55 I only know what I have in my consciousness, and nothing about unity or duality, because the question of unity and duality arises only from imagination. 56 All these knowing and living liberated men, liberated from the burden of life by their knowledge of truth, are silently sitting here devoid of all their earthly cares, like empty air in infinite emptiness. 57 All efforts of mixing with the busy commotion of the world are at an end. They are sitting here as quiet and silent as a mute and motionless picture on the wall, engraved on the bright regions in their minds. 58 They are as still as statues carved in rock, or as people described in fairy tales living in the city that Sambara built in the air.
59 This world truly is a phantom appearing in our dream of creation. It is a structure without any foundation, a figure intangible to our touch. Where then is its reality? 60 The blinded ignorant see the world as a positive reality. The keen-sighted sage finds the world to be a negative nothing. He sees it in the light of Brahman and a manifestation of Brahman, as still as the calm air resting in the quiet emptiness of that transcendent spirit. 61 All these existences, with their moving and unmoving beings, and ourselves also, are mere void and vacant nullities in the knowledge of the discerning and philosophic mind.
62 I am void and so are you.
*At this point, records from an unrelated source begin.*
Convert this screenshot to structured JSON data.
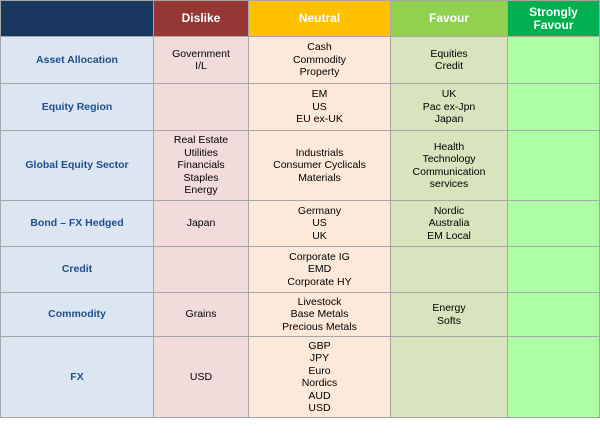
{
  "table": {
    "columns": [
      "Dislike",
      "Neutral",
      "Favour",
      "Strongly Favour"
    ],
    "rows": [
      {
        "label": "Asset Allocation",
        "cells": [
          [
            "Government",
            "I/L"
          ],
          [
            "Cash",
            "Commodity",
            "Property"
          ],
          [
            "Equities",
            "Credit"
          ],
          []
        ]
      },
      {
        "label": "Equity Region",
        "cells": [
          [],
          [
            "EM",
            "US",
            "EU ex-UK"
          ],
          [
            "UK",
            "Pac ex-Jpn",
            "Japan"
          ],
          []
        ]
      },
      {
        "label": "Global Equity Sector",
        "cells": [
          [
            "Real Estate",
            "Utilities",
            "Financials",
            "Staples",
            "Energy"
          ],
          [
            "Industrials",
            "Consumer Cyclicals",
            "Materials"
          ],
          [
            "Health",
            "Technology",
            "Communication",
            "services"
          ],
          []
        ]
      },
      {
        "label": "Bond – FX Hedged",
        "cells": [
          [
            "Japan"
          ],
          [
            "Germany",
            "US",
            "UK"
          ],
          [
            "Nordic",
            "Australia",
            "EM Local"
          ],
          []
        ]
      },
      {
        "label": "Credit",
        "cells": [
          [],
          [
            "Corporate IG",
            "EMD",
            "Corporate HY"
          ],
          [],
          []
        ]
      },
      {
        "label": "Commodity",
        "cells": [
          [
            "Grains"
          ],
          [
            "Livestock",
            "Base Metals",
            "Precious Metals"
          ],
          [
            "Energy",
            "Softs"
          ],
          []
        ]
      },
      {
        "label": "FX",
        "cells": [
          [
            "USD"
          ],
          [
            "GBP",
            "JPY",
            "Euro",
            "Nordics",
            "AUD",
            "USD"
          ],
          [],
          []
        ]
      }
    ]
  }
}
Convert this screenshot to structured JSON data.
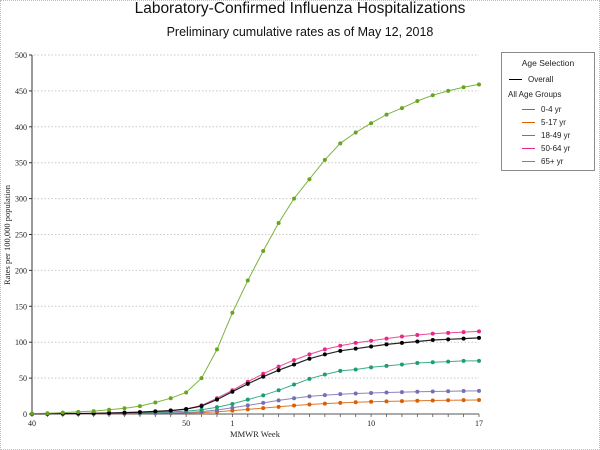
{
  "chart_data": {
    "type": "line",
    "title": "Laboratory-Confirmed Influenza Hospitalizations",
    "subtitle": "Preliminary cumulative rates as of May 12, 2018",
    "xlabel": "MMWR Week",
    "ylabel": "Rates per 100,000 population",
    "ylim": [
      0,
      500
    ],
    "yticks": [
      0,
      50,
      100,
      150,
      200,
      250,
      300,
      350,
      400,
      450,
      500
    ],
    "grid": "horizontal-dotted",
    "legend_position": "right",
    "x": [
      40,
      41,
      42,
      43,
      44,
      45,
      46,
      47,
      48,
      49,
      50,
      51,
      52,
      1,
      2,
      3,
      4,
      5,
      6,
      7,
      8,
      9,
      10,
      11,
      12,
      13,
      14,
      15,
      16,
      17
    ],
    "xtick_labels": {
      "0": "40",
      "10": "50",
      "13": "1",
      "22": "10",
      "29": "17"
    },
    "series": [
      {
        "name": "Overall",
        "color": "#000000",
        "values": [
          0.1,
          0.3,
          0.5,
          0.7,
          1.0,
          1.4,
          1.9,
          2.6,
          3.6,
          4.8,
          6.8,
          11,
          20,
          31,
          42,
          52,
          61,
          69,
          77,
          83,
          88,
          91,
          94,
          97,
          99,
          101,
          103,
          104,
          105,
          106
        ]
      },
      {
        "name": "0-4 yr",
        "color": "#1b9e77",
        "values": [
          0.1,
          0.2,
          0.3,
          0.5,
          0.7,
          0.9,
          1.2,
          1.6,
          2.2,
          2.9,
          4.0,
          6.0,
          9.5,
          14,
          20,
          26,
          33,
          41,
          49,
          55,
          60,
          62,
          65,
          67,
          69,
          71,
          72,
          73,
          74,
          74
        ]
      },
      {
        "name": "5-17 yr",
        "color": "#d95f02",
        "values": [
          0.0,
          0.1,
          0.1,
          0.2,
          0.2,
          0.3,
          0.4,
          0.6,
          0.8,
          1.0,
          1.4,
          2.0,
          3.2,
          4.7,
          6.4,
          8.2,
          10,
          11.8,
          13.3,
          14.5,
          15.5,
          16.3,
          17,
          17.6,
          18,
          18.4,
          18.8,
          19.1,
          19.3,
          19.5
        ]
      },
      {
        "name": "18-49 yr",
        "color": "#7570b3",
        "values": [
          0.0,
          0.1,
          0.2,
          0.2,
          0.3,
          0.4,
          0.6,
          0.8,
          1.1,
          1.5,
          2.1,
          3.3,
          5.6,
          8.6,
          12,
          15.5,
          19,
          22,
          24.5,
          26.3,
          27.6,
          28.5,
          29.3,
          30,
          30.5,
          31,
          31.4,
          31.7,
          32,
          32.2
        ]
      },
      {
        "name": "50-64 yr",
        "color": "#e7298a",
        "values": [
          0.1,
          0.2,
          0.4,
          0.6,
          0.9,
          1.3,
          1.8,
          2.5,
          3.5,
          4.8,
          7.0,
          12,
          22,
          33,
          45,
          56,
          66,
          75,
          83,
          90,
          95,
          99,
          102,
          105,
          108,
          110,
          112,
          113,
          114,
          115
        ]
      },
      {
        "name": "65+ yr",
        "color": "#66a61e",
        "values": [
          0.5,
          1,
          2,
          3,
          4,
          6,
          8,
          11,
          16,
          22,
          30,
          50,
          90,
          141,
          186,
          227,
          266,
          300,
          327,
          354,
          377,
          392,
          405,
          417,
          426,
          436,
          444,
          450,
          455,
          459
        ]
      }
    ]
  },
  "legend": {
    "title": "Age Selection",
    "overall_label": "Overall",
    "group_heading": "All Age Groups",
    "items": [
      "0-4 yr",
      "5-17 yr",
      "18-49 yr",
      "50-64 yr",
      "65+ yr"
    ]
  }
}
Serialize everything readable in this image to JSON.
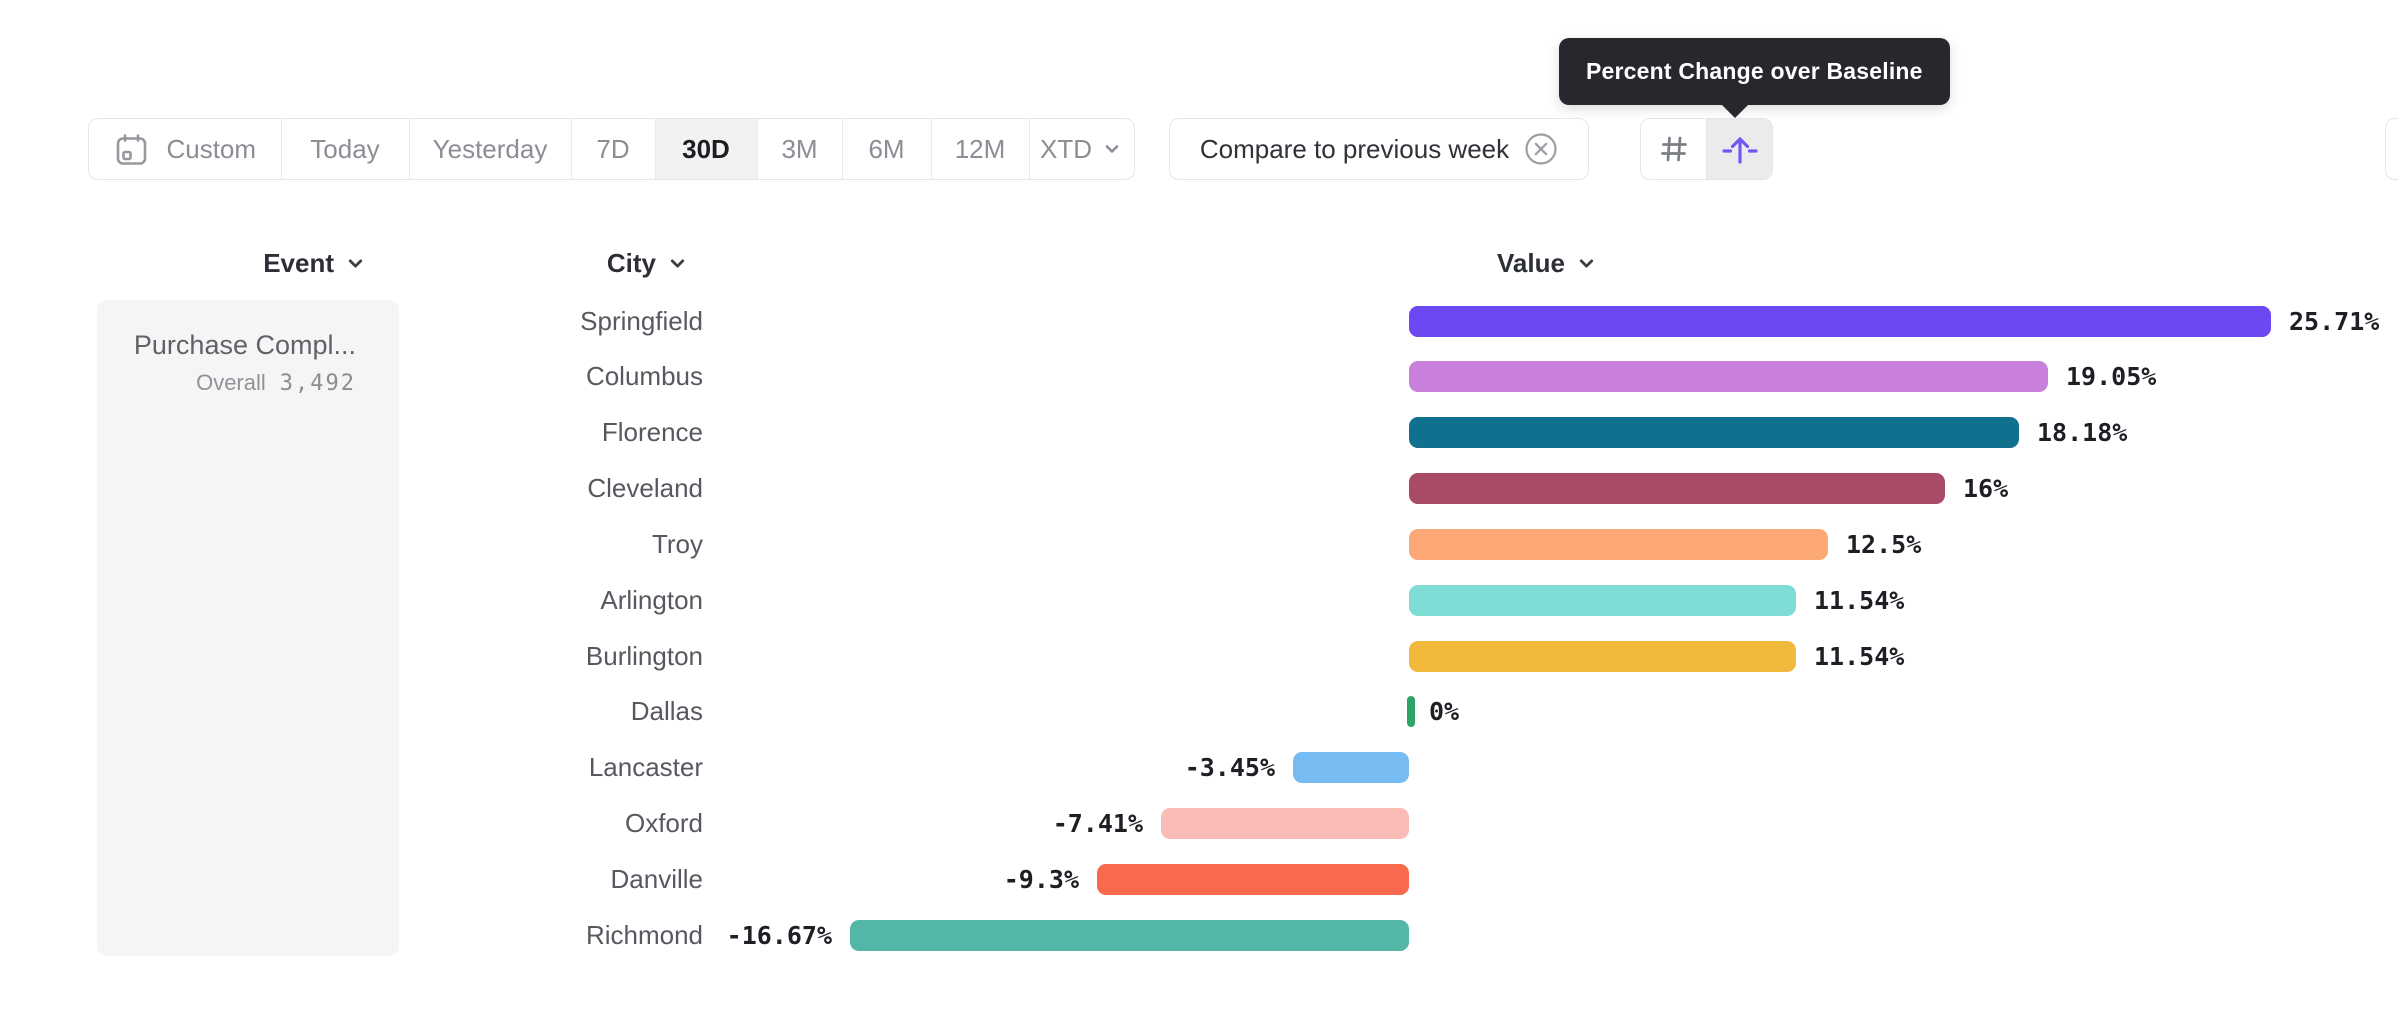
{
  "tooltip": {
    "text": "Percent Change over Baseline"
  },
  "toolbar": {
    "date_ranges": [
      {
        "label": "Custom",
        "selected": false,
        "icon": "calendar-icon"
      },
      {
        "label": "Today",
        "selected": false
      },
      {
        "label": "Yesterday",
        "selected": false
      },
      {
        "label": "7D",
        "selected": false
      },
      {
        "label": "30D",
        "selected": true
      },
      {
        "label": "3M",
        "selected": false
      },
      {
        "label": "6M",
        "selected": false
      },
      {
        "label": "12M",
        "selected": false
      },
      {
        "label": "XTD",
        "selected": false,
        "icon": "chevron-down-icon"
      }
    ],
    "compare_label": "Compare to previous week",
    "view_toggle": {
      "options": [
        "number-format",
        "percent-change-over-baseline"
      ],
      "selected": "percent-change-over-baseline"
    }
  },
  "headers": {
    "event": "Event",
    "city": "City",
    "value": "Value"
  },
  "event_panel": {
    "name": "Purchase Compl...",
    "overall_label": "Overall",
    "overall_value": "3,492"
  },
  "chart_data": {
    "type": "bar",
    "orientation": "horizontal",
    "title": "Percent Change over Baseline",
    "unit": "%",
    "categories": [
      "Springfield",
      "Columbus",
      "Florence",
      "Cleveland",
      "Troy",
      "Arlington",
      "Burlington",
      "Dallas",
      "Lancaster",
      "Oxford",
      "Danville",
      "Richmond"
    ],
    "values": [
      25.71,
      19.05,
      18.18,
      16,
      12.5,
      11.54,
      11.54,
      0,
      -3.45,
      -7.41,
      -9.3,
      -16.67
    ],
    "labels": [
      "25.71%",
      "19.05%",
      "18.18%",
      "16%",
      "12.5%",
      "11.54%",
      "11.54%",
      "0%",
      "-3.45%",
      "-7.41%",
      "-9.3%",
      "-16.67%"
    ],
    "colors": [
      "#6C48F2",
      "#C880DB",
      "#10718F",
      "#A94A67",
      "#FBA874",
      "#7FDCD4",
      "#F0B93C",
      "#2EA566",
      "#77BBF3",
      "#FABCB7",
      "#F8694D",
      "#54B6A7"
    ],
    "xlim": [
      -20,
      30
    ],
    "grid": false,
    "legend": false
  }
}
We and the world beside are only mere blanks. The intellect is a void also, and by doing all the different voids in itself, it forms the immense intellectual vacuum which is the sole object of our adoration. 63 Being thus seated with my knowledge of the infinite emptiness of Brahman, I take you also, O you best of two-footed beings, as indistinct from the knowable one, who is one and same with the all comprehending void, and so I make my obeisance to you.
64 This world rises and sets by turns from the all comprehensiveness of empty consciousness. It is as clear as transparent air and has no other cause except the vibration of consciousness. 65 This knowledge of the nature of Brahman is beyond all other existences and above the reach of all scriptures. By attaining this state of transcendentalism, one becomes as pure and superfine as empty air. 66 There is no self, my feet or hands, or this pot or anything else that I perceive, which has any material existence. All is air and empty and insubstantial as air. Knowing this, let us turn ourselves to our subtle intellects only.
67 Sage, you have shown me the nothingness of the world and the vanity of all worldly things. The truth of this doctrine is evident in the light of our spiritual knowledge, in defiance of the clever arguments of our opponents. 68 The agnostic philosopher who upsets the silent sage with his clever arguments can never expect to see the light of spiritual knowledge shining upon him. 69 The being who is beyond our perception and conception, without any designation or indication, can be only known in our consciousness of him and not by any kind of reasoning or argument. 70 The being who is without any attribute, sight or symbol of his nature is purely empty and entirely inconceivable by us except by means of our spiritual understanding.